À LA RECHERCHE DU JEUNE GUERRIER BLANC

En entrant dans sa cabane, au retour des funérailles de son père, Ohquouéouée s’était laissée tomber sur une natte et, épuisée par les fatigues et les émotions qu’elle venait de traverser, elle s’était endormie. Elle dormit longtemps. Quand elle s’éveilla, la nuit était finie et le soleil était déjà haut.

Sortant à la porte de sa cabane, la jeune fille aperçut, déposé là par les femmes du village qui savaient qu’elle aurait besoin de nourriture, des grains moulus, du poisson et du gibier cuit. Machinalement, elle mangea ; l’estomac d’une jeune personne ne perd jamais ses droits, puis, de nouveau, elle se réfugia à l’intérieur de la cabane, où elle retomba dans une espèce de somnolence.

Elle vécut ainsi presqu’une semaine, ne sortant qu’une ou deux fois par jour et, le reste du temps, dormant ou songeant. L’état d’épuisement dans lequel elle se trouvait, à la suite de sa longue randonnée à travers la forêt, la maintenait dans une sorte de torpeur physique et morale qui la prédisposait au sommeil. Elle dormait de douze à quinze heures par jour.

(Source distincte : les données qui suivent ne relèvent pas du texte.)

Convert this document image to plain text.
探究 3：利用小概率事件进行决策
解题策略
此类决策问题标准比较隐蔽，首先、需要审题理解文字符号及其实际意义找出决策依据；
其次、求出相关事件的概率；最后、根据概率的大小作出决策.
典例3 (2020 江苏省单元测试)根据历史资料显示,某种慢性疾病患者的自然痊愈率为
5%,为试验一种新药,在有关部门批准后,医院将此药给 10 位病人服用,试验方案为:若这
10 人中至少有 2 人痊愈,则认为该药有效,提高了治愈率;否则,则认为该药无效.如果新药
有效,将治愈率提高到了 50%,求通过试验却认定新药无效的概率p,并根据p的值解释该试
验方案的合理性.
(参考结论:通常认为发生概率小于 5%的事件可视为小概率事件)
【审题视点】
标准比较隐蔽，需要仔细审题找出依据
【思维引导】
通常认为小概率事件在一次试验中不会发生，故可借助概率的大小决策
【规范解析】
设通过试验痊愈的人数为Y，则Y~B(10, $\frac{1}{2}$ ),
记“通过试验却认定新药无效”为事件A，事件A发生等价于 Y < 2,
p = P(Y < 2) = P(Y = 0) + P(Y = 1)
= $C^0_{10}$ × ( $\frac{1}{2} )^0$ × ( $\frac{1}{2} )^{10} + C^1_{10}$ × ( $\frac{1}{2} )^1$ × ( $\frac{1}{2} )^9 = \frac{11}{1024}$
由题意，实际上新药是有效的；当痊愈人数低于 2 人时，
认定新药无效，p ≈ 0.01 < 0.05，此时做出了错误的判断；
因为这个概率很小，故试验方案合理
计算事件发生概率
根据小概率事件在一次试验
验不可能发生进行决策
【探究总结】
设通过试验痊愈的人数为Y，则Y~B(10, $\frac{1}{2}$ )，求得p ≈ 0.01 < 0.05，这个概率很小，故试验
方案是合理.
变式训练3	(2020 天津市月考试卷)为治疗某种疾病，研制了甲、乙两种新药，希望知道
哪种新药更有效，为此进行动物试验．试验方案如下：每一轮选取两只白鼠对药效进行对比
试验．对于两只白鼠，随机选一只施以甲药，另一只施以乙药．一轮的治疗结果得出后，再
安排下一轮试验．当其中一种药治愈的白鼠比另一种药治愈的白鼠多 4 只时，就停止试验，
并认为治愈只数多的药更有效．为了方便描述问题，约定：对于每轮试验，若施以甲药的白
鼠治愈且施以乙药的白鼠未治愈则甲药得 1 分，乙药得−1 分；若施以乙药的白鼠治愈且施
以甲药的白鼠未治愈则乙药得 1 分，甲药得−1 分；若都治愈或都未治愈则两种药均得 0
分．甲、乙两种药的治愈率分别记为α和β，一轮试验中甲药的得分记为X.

D’un autre côté, le malheur qui l’avait frappée à son arrivée dans son village, alors qu’elle se faisait une joie de retrouver son père qui, elle n’en avait pas le moindre doute, devait l’avoir cherchée et pleurée constamment depuis près d’un an qu’elle était partie et qu’elle ne retrouvait que juste à temps pour le voir mourir, l’avait atteinte dans ses fibres les plus intimes, au point que, depuis son retour dans son village, l’on n’eut pu dire qu’elle était tout à fait consciente de son existence. Quand elle dormait, son sommeil était peuplé de rêves et, une fois éveillée, ces songes se continuaient, sans qu’elle eût pu dire lesquels elle avait eus dans son sommeil, lesquels elle avait eus éveillée. Ces songes et ces rêveries se confondaient dans l’esprit, de la jeune Indienne au point de devenir presque des réalités.

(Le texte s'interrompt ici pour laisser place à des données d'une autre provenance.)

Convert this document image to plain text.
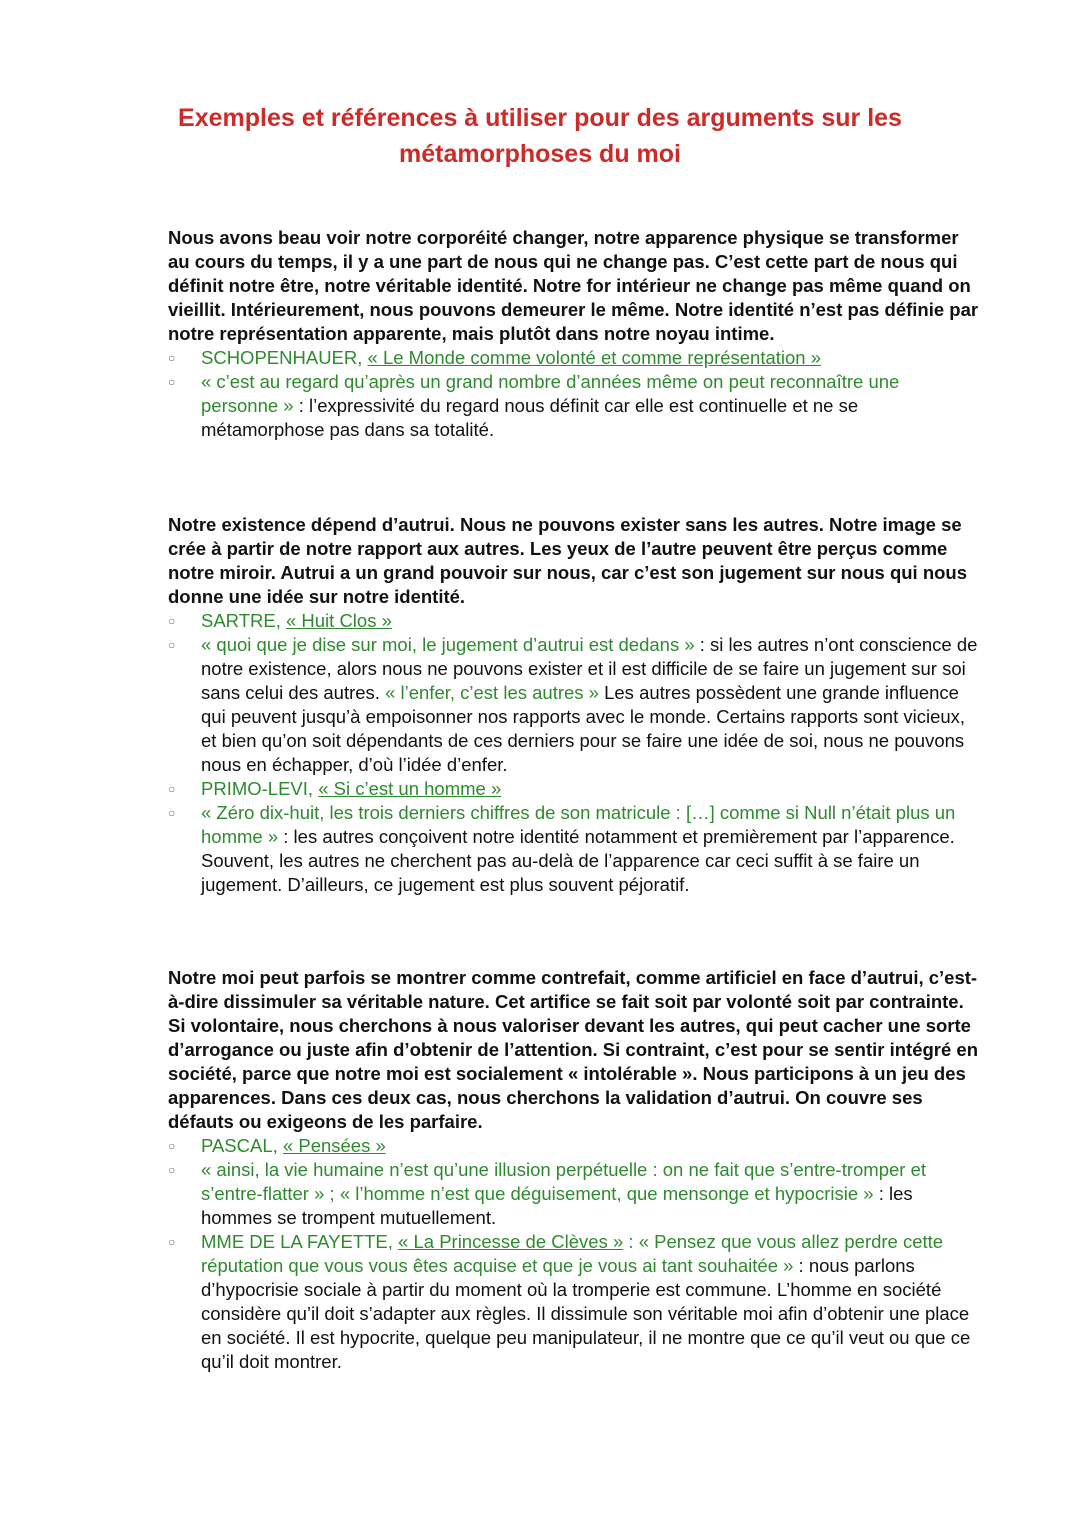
Exemples et références à utiliser pour des arguments sur les
métamorphoses du moi

Nous avons beau voir notre corporéité changer, notre apparence physique se transformer au cours du temps, il y a une part de nous qui ne change pas. C’est cette part de nous qui définit notre être, notre véritable identité. Notre for intérieur ne change pas même quand on vieillit. Intérieurement, nous pouvons demeurer le même. Notre identité n’est pas définie par notre représentation apparente, mais plutôt dans notre noyau intime.

○	SCHOPENHAUER, « Le Monde comme volonté et comme représentation »
○	« c’est au regard qu’après un grand nombre d’années même on peut reconnaître une personne » : l’expressivité du regard nous définit car elle est continuelle et ne se métamorphose pas dans sa totalité.

Notre existence dépend d’autrui. Nous ne pouvons exister sans les autres. Notre image se crée à partir de notre rapport aux autres. Les yeux de l’autre peuvent être perçus comme notre miroir. Autrui a un grand pouvoir sur nous, car c’est son jugement sur nous qui nous donne une idée sur notre identité.

○	SARTRE, « Huit Clos »
○	« quoi que je dise sur moi, le jugement d’autrui est dedans » : si les autres n’ont conscience de notre existence, alors nous ne pouvons exister et il est difficile de se faire un jugement sur soi sans celui des autres. « l’enfer, c’est les autres » Les autres possèdent une grande influence qui peuvent jusqu’à empoisonner nos rapports avec le monde. Certains rapports sont vicieux, et bien qu’on soit dépendants de ces derniers pour se faire une idée de soi, nous ne pouvons nous en échapper, d’où l’idée d’enfer.
○	PRIMO-LEVI, « Si c’est un homme »
○	« Zéro dix-huit, les trois derniers chiffres de son matricule : […] comme si Null n’était plus un homme » : les autres conçoivent notre identité notamment et premièrement par l’apparence. Souvent, les autres ne cherchent pas au-delà de l’apparence car ceci suffit à se faire un jugement. D’ailleurs, ce jugement est plus souvent péjoratif.

Notre moi peut parfois se montrer comme contrefait, comme artificiel en face d’autrui, c’est-à-dire dissimuler sa véritable nature. Cet artifice se fait soit par volonté soit par contrainte. Si volontaire, nous cherchons à nous valoriser devant les autres, qui peut cacher une sorte d’arrogance ou juste afin d’obtenir de l’attention. Si contraint, c’est pour se sentir intégré en société, parce que notre moi est socialement « intolérable ». Nous participons à un jeu des apparences. Dans ces deux cas, nous cherchons la validation d’autrui. On couvre ses défauts ou exigeons de les parfaire.

○	PASCAL, « Pensées »
○	« ainsi, la vie humaine n’est qu’une illusion perpétuelle : on ne fait que s’entre-tromper et s’entre-flatter » ; « l’homme n’est que déguisement, que mensonge et hypocrisie » : les hommes se trompent mutuellement.
○	MME DE LA FAYETTE, « La Princesse de Clèves » : « Pensez que vous allez perdre cette réputation que vous vous êtes acquise et que je vous ai tant souhaitée » : nous parlons d’hypocrisie sociale à partir du moment où la tromperie est commune. L’homme en société considère qu’il doit s’adapter aux règles. Il dissimule son véritable moi afin d’obtenir une place en société. Il est hypocrite, quelque peu manipulateur, il ne montre que ce qu’il veut ou que ce qu’il doit montrer.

D’abord confus et embrouillés, ces rêves revêtirent bientôt des formes plus précises. Ce fut d’abord son père qu’elle vit désolé de l’avoir perdue, la cherchant partout et la demandant à tous les échos, la retrouvant pour la perdre aussitôt et se désoler encore. Puis, plus tard, une autre figure vint se joindre à celle de son père et même, quelques fois, en prendre la place. Plus tard encore, cette figure, d’abord indécise, se précisa et devint la figure dominante de tous les rêves d’Ohquouéouée. Alors elle la reconnut. C’était celle d’un jeune guerrier blanc qui, dans l’imagination de la jeune fille, prenait plutôt la forme et l’aspect d’un demi-dieu que d’un être humain, et dont le souvenir faisait battre son cœur comme elle ne l’avait jamais senti battre auparavant.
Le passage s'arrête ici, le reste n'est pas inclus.